We queried if respondents had pets in their household at the time of completing the survey and analyzed pet ownership as a dichotomous variable, not accounting for different pet species. Based on responses, it is likely that some of the non-pet owners previously had pets (i.e., 29% of non-pet owners who had previously received zoonotic disease information, had received this information from a veterinarian). It is possible this classification scheme may have biased our results, likely falsely increasing the zoonotic disease knowledge score attributed to non-pet owners and reducing apparent differences between pet and non-pet owners. Thus, differences between pet-owning households and those that have never owned pets may be more pronounced than we observed. In our analysis, we did not account for the ownership of different pet species. Different species have varying levels of disease risk for particular pathogens (e.g., high prevalence of Salmonella shedding by reptiles and amphibians), and owner demographics and other characteristics may vary by the species owned.
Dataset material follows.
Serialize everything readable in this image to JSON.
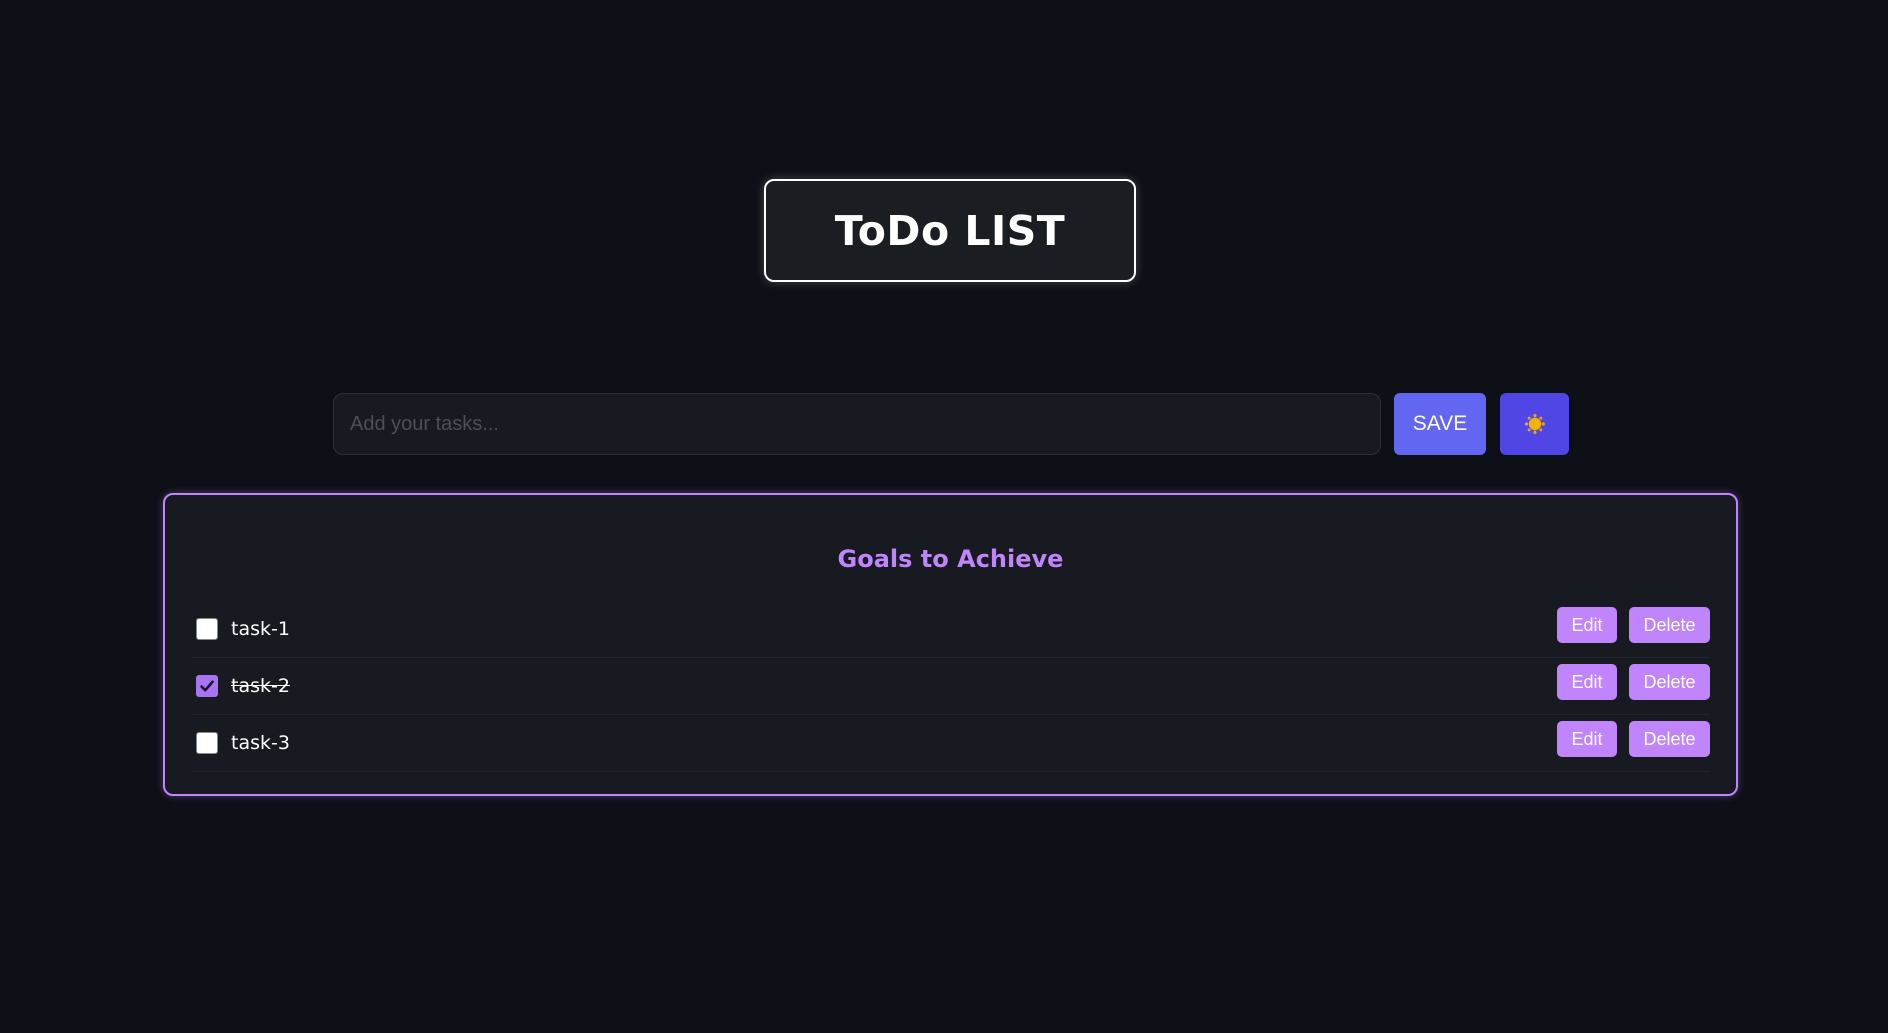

Thus, it is possible that zoonotic disease knowledge, attitudes and practices may vary by species owned, and by classifying households simply as pet and non-pet owners systematic (bias) or nonsystematic error may have been introduced. However, since cats or dogs were owned by 93% of the pet owners and other species were infrequently reported, any such error was likely minimal.
Authors' contributions
All authors participated in the study concept, design and questionnaire development. JWS enrolled participating clinics and administered questionnaires to participating patients. JWS was responsible for data analysis, data interpretation and manuscript preparation. All authors provided input on data analysis, interpretation and final manuscript development. All authors have approved the final version of the manuscript.